A University of Liverpool study found that 59% of UK pet dogs were overweight or obese. A separate study published in the NIH found that 85% of owners of overweight dogs failed to recognise it — a misperception that persisted even when owners were given a body condition score chart to guide them.
This is not a failure of care. It is a failure of accessible, objective information.
An insurer that can offer a clear body condition assessment — and connect it to practical guidance on nutrition and activity — is providing genuine value rather than simply collecting premium. Done well, this shifts the insurer’s role from a payer of claims to a partner in preventing them. That repositioning has real commercial value: engaged policyholders are more loyal, more compliant, and less likely to generate the repeat claims that drive long-term loss ratios.

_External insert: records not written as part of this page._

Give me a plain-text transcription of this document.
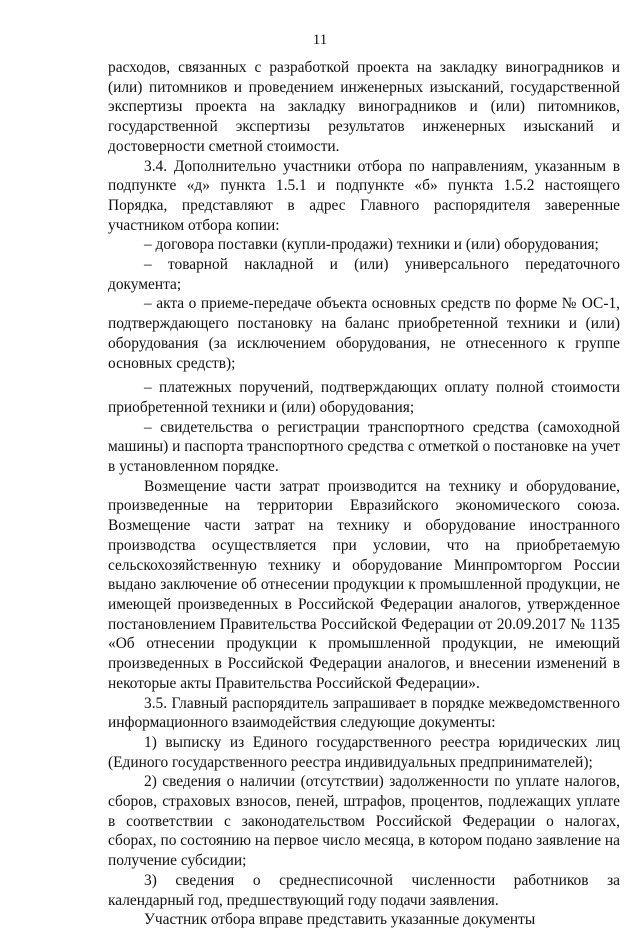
11

расходов, связанных с разработкой проекта на закладку виноградников и (или) питомников и проведением инженерных изысканий, государственной экспертизы проекта на закладку виноградников и (или) питомников, государственной экспертизы результатов инженерных изысканий и достоверности сметной стоимости.

3.4. Дополнительно участники отбора по направлениям, указанным в подпункте «д» пункта 1.5.1 и подпункте «б» пункта 1.5.2 настоящего Порядка, представляют в адрес Главного распорядителя заверенные участником отбора копии:

– договора поставки (купли-продажи) техники и (или) оборудования;

– товарной накладной и (или) универсального передаточного документа;

– акта о приеме-передаче объекта основных средств по форме № ОС-1, подтверждающего постановку на баланс приобретенной техники и (или) оборудования (за исключением оборудования, не отнесенного к группе основных средств);

– платежных поручений, подтверждающих оплату полной стоимости приобретенной техники и (или) оборудования;

– свидетельства о регистрации транспортного средства (самоходной машины) и паспорта транспортного средства с отметкой о постановке на учет в установленном порядке.

Возмещение части затрат производится на технику и оборудование, произведенные на территории Евразийского экономического союза. Возмещение части затрат на технику и оборудование иностранного производства осуществляется при условии, что на приобретаемую сельскохозяйственную технику и оборудование Минпромторгом России выдано заключение об отнесении продукции к промышленной продукции, не имеющей произведенных в Российской Федерации аналогов, утвержденное постановлением Правительства Российской Федерации от 20.09.2017 № 1135 «Об отнесении продукции к промышленной продукции, не имеющий произведенных в Российской Федерации аналогов, и внесении изменений в некоторые акты Правительства Российской Федерации».

3.5. Главный распорядитель запрашивает в порядке межведомственного информационного взаимодействия следующие документы:

1) выписку из Единого государственного реестра юридических лиц (Единого государственного реестра индивидуальных предпринимателей);

2) сведения о наличии (отсутствии) задолженности по уплате налогов, сборов, страховых взносов, пеней, штрафов, процентов, подлежащих уплате в соответствии с законодательством Российской Федерации о налогах, сборах, по состоянию на первое число месяца, в котором подано заявление на получение субсидии;

3) сведения о среднесписочной численности работников за календарный год, предшествующий году подачи заявления.

Участник отбора вправе представить указанные документы
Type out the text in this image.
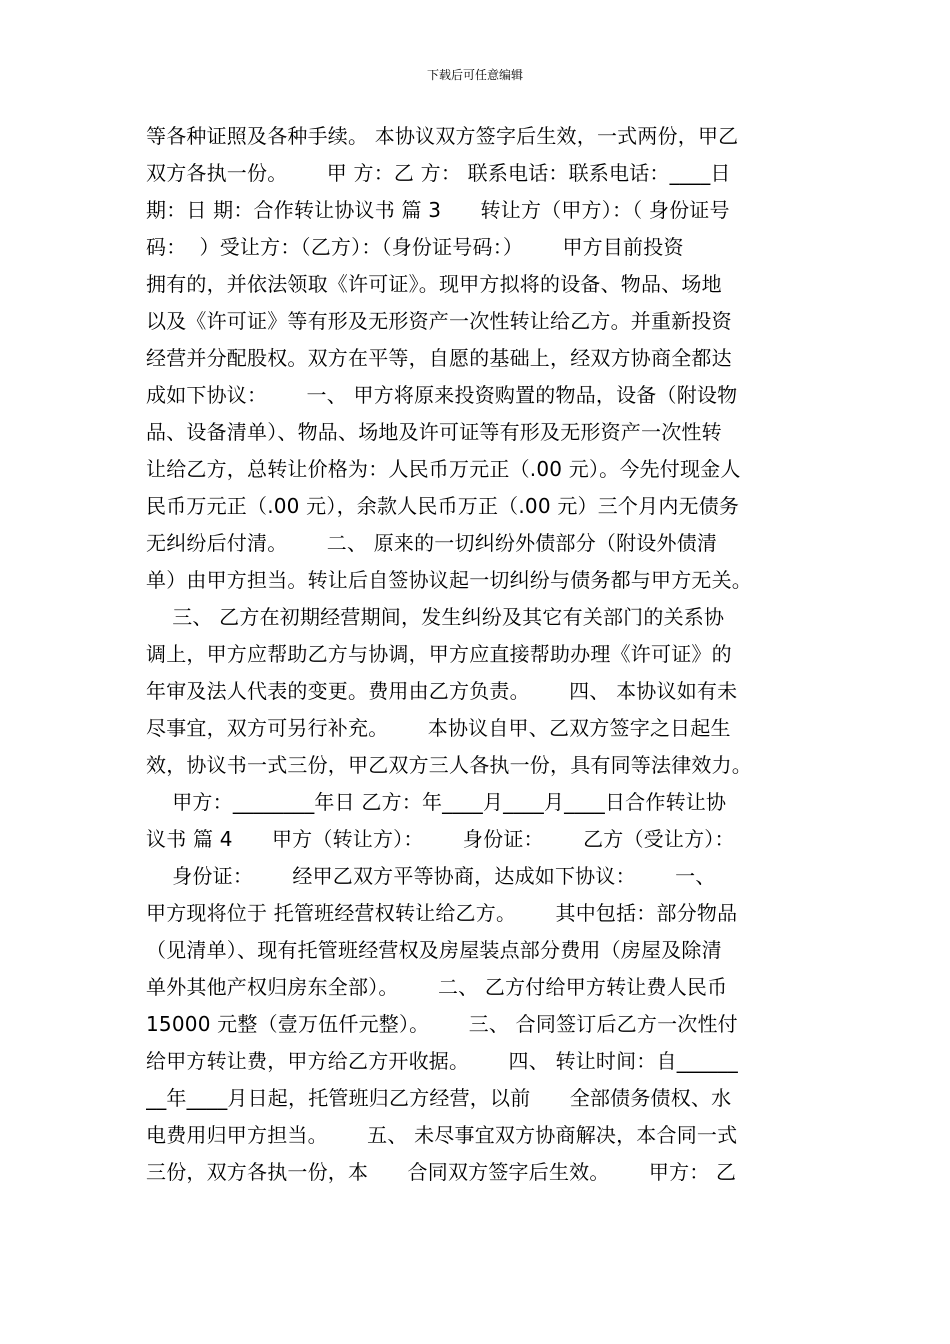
下载后可任意编辑
等各种证照及各种手续。 本协议双方签字后生效，一式两份，甲乙
双方各执一份。      甲 方：乙 方： 联系电话：联系电话：____日
期：日 期：合作转让协议书 篇 3      转让方（甲方）：（ 身份证号
码：  ）受让方：（乙方）：（身份证号码：）      甲方目前投资
拥有的，并依法领取《许可证》。现甲方拟将的设备、物品、场地
以及《许可证》等有形及无形资产一次性转让给乙方。并重新投资
经营并分配股权。双方在平等，自愿的基础上，经双方协商全都达
成如下协议：      一、 甲方将原来投资购置的物品，设备（附设物
品、设备清单）、物品、场地及许可证等有形及无形资产一次性转
让给乙方，总转让价格为：人民币万元正（.00 元）。今先付现金人
民币万元正（.00 元），余款人民币万正（.00 元）三个月内无债务
无纠纷后付清。      二、 原来的一切纠纷外债部分（附设外债清
单）由甲方担当。转让后自签协议起一切纠纷与债务都与甲方无关。
三、 乙方在初期经营期间，发生纠纷及其它有关部门的关系协
调上，甲方应帮助乙方与协调，甲方应直接帮助办理《许可证》的
年审及法人代表的变更。费用由乙方负责。      四、 本协议如有未
尽事宜，双方可另行补充。      本协议自甲、乙双方签字之日起生
效，协议书一式三份，甲乙双方三人各执一份，具有同等法律效力。
甲方：________年日 乙方：年____月____月____日合作转让协
议书 篇 4      甲方（转让方）：      身份证：      乙方（受让方）：
身份证：      经甲乙双方平等协商，达成如下协议：      一、
甲方现将位于 托管班经营权转让给乙方。      其中包括：部分物品
（见清单）、现有托管班经营权及房屋装点部分费用（房屋及除清
单外其他产权归房东全部）。      二、 乙方付给甲方转让费人民币
15000 元整（壹万伍仟元整）。      三、 合同签订后乙方一次性付
给甲方转让费，甲方给乙方开收据。      四、 转让时间：自______
__年____月日起，托管班归乙方经营，以前      全部债务债权、水
电费用归甲方担当。      五、 未尽事宜双方协商解决，本合同一式
三份，双方各执一份，本      合同双方签字后生效。      甲方： 乙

The Commercial Case Is Well-Evidenced
The link between excess body weight and high-cost claims is consistent across the veterinary literature:
- Orthopedic claims, including cruciate disease and hip dysplasia, are materially more frequent and costly in overweight dogs
- Surgical and anesthetic risk increases with excess body weight, extending recovery times and escalating costs
- Comorbidities are more common, making a single presenting condition more likely to generate a complex, multi-system claim
The ability to identify this risk at inception, monitor it across the policy term, and engage policyholders before clinical presentation represents a meaningful improvement in loss ratio management — without narrowing coverage or increasing exclusions.
A More Complete Picture
Visual intelligence and lifestyle data do not replace veterinary expertise or underwriting judgement. They inform it — bringing the physical reality of the individual animal into a process that has too often relied on population-level proxies.
The Dog API exists at exactly this intersection: a comprehensive canine health database and technology platform that turns body composition from a clinical observation into a scalable, actionable data point for the insurance industry.
Because a more complete picture of the dog in front of you is always better than a more sophisticated model of the average dog.